Presidents Biden and Washington, who changed into a British-made silk suit for inauguration evening, embody an age-old tension. As leaders, they try to strengthen domestic industry; as consumers, they want high quality goods and services from wherever. The Rolex was reportedly a Christmas gift from Jill Biden, the first lady.

Patriotic purchasing is in vogue, as the US and EU try to repatriate the manufacturing of everything from vehicle batteries to medical supplies from other countries, particularly China. Anger that more vaccines are being produced for AstraZeneca in the UK than in Belgium has caused a nasty argument between the company and the EU.

The UK is having its own difficulties with imports and exports of fish and cheese as well as other goods subject to health inspections and customs checks since it left the EU. “The EU’s threats to trade in vaccines is a warning to us. We need to increase our own ability to make and grow things at home, not rely on too many EU imports,” tweeted John Redwood, a Brexit-backing MP.

But a glance around any supermarket shows that, while British shoppers appreciate local produce, they also like to roam, seeking the variety that global sourcing provides. “I’m expecting my local shop to have local bananas and tea by end of the month,” one replied sarcastically to Mr Redwood.

It is easy to be misled by today’s debate about government purchasing of goods and services, including vaccines and military equipment. There is a lot of money at stake, especially in the scramble to protect populations against coronavirus, but the sums are dwarfed by consumer spending.

US government efforts to make agencies shun foreign contracts reach back to the 1933 Buy American Act, passed after a nationalist campaign by William Randolph Hearst in his newspapers.

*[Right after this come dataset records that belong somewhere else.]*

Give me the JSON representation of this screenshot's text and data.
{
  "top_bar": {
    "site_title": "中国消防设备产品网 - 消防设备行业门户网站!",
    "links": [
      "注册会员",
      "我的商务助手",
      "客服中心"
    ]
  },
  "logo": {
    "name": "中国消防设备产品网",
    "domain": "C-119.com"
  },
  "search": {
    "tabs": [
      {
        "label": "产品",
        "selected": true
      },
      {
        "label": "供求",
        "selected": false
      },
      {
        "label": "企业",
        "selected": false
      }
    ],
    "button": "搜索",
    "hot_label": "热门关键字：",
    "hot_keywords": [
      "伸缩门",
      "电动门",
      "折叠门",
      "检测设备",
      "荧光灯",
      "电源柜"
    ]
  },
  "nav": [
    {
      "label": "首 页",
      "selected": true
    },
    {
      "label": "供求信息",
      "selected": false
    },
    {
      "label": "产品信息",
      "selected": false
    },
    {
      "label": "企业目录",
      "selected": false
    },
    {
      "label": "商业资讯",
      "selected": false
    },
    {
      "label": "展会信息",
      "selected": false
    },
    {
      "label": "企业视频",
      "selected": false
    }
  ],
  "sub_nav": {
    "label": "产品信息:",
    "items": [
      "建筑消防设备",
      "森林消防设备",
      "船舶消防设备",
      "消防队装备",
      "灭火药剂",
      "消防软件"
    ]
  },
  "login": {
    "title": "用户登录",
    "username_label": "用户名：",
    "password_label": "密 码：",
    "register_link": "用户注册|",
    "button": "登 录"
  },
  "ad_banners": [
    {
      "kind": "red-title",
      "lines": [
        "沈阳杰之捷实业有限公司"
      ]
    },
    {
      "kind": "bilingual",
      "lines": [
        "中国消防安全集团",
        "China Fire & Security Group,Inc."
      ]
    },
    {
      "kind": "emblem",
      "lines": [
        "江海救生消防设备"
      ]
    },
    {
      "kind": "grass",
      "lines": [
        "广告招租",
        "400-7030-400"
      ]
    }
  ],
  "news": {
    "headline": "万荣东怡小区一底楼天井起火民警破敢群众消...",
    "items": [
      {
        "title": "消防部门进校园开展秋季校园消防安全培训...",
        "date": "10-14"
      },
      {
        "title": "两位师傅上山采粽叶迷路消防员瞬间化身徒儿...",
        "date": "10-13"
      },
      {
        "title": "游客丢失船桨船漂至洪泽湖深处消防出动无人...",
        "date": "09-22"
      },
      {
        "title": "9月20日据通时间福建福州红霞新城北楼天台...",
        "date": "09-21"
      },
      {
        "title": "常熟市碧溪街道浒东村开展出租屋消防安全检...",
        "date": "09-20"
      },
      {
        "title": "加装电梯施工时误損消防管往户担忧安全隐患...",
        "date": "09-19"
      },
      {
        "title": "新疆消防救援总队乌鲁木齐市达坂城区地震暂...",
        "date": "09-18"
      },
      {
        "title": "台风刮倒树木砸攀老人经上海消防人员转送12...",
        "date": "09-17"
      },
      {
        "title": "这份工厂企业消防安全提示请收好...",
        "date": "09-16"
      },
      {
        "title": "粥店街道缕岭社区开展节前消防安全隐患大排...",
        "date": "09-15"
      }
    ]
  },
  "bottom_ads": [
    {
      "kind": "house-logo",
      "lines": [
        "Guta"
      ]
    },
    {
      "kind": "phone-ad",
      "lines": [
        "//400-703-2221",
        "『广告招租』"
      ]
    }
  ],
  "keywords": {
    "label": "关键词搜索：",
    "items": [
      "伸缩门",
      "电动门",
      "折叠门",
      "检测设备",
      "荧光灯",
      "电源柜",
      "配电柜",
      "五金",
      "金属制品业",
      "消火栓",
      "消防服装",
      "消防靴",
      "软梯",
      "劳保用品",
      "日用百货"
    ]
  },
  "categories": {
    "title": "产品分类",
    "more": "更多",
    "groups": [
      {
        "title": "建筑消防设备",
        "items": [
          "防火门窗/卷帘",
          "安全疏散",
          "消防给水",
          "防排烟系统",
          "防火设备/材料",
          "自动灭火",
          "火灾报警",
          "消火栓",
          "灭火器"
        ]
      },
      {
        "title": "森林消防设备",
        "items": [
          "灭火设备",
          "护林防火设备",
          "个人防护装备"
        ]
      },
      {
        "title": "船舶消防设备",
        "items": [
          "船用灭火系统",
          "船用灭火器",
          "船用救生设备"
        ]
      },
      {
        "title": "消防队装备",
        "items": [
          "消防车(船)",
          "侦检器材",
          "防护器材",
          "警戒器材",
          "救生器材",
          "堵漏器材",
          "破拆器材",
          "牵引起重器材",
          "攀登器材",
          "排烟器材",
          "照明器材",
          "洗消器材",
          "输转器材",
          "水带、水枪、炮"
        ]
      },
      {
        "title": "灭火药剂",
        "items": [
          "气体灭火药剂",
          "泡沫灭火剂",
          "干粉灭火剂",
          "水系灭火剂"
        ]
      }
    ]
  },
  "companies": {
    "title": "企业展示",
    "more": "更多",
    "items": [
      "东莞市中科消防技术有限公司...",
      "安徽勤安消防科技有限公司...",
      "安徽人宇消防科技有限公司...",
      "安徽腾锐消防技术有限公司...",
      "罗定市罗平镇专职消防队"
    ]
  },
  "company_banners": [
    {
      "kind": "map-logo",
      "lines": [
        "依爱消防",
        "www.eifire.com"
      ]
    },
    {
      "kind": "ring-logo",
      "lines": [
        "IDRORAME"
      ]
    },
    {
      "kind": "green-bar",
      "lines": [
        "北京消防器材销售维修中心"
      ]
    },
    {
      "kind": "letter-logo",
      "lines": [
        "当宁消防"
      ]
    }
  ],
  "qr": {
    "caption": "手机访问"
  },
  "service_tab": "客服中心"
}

But federal contracts are, as the US Chamber of Commerce notes, “just a sliver of the entire American market”.

Mr Biden’s order covers $600bn in federal contracts, while US residents spent $12.5tn on goods and services in 2020, according to the Brookings Institution. It is hard to shift much more federal spending — more than 95 per cent already goes to US businesses. Politicians have always been happy to bring work to their districts.

Personally, I do not want my choices to be narrowed. I recently bought a pair of British-made shoes because their local manufacture and quality appealed to me. The same applies to many foods and drinks. But being told I should buy them as a patriotic duty because the UK is suffering the consequences of leaving the EU single market and customs union is painfully dreary.

To judge by history, I am typical. British governments have flirted with cajoling people to back domestic enterprises over the years, but shoppers themselves have not co-operated. In 1978, one proposal for a Buy British campaign was abandoned after an opinion survey found that, as one study puts it, “at best, domestic consumers were ambivalent to British products”.

This is partly because governments — and the trade associations that represent national suppliers — compete with multinationals that slickly market the quality of global products. “It is tempting to throw money at national campaigns, but they are insignificant compared with brand budgets”, says David Clayton, professor at York University, and co-author of that study.

The problem also runs deeper. Many consumers in the US and UK have historically identified foreign-made goods such as Japanese electronics and German cars with higher quality. It took a long time for British brands to shed their reputation for being shoddy and Buy National campaigns — or mercantilist tweets — revive bitter memories.

There is nothing wrong with some localism. The popularity of craft products and the desire to trace what we buy, rather than just accepting an anonymous supply chain, shows the appetite for industry to be grounded. That applies as much to Cheshire cheese as Parmigiano Reggiano.

But consumers’ instinct not to mimic government purchasing habits is well founded. The line between buying American and buying Asian is fuzzier than it seems — only $25 of a $100 pair of Nike sneakers goes to the Asian company that manufactures it. Nike gets $21.50 and the US retailer keeps $50, according to the San Francisco Federal Reserve.

That also seems to be Mr Biden’s attitude, wearing a Rolex on his left wrist while he signs orders with his right hand. Pursuing different policies as a president and a citizen is wise.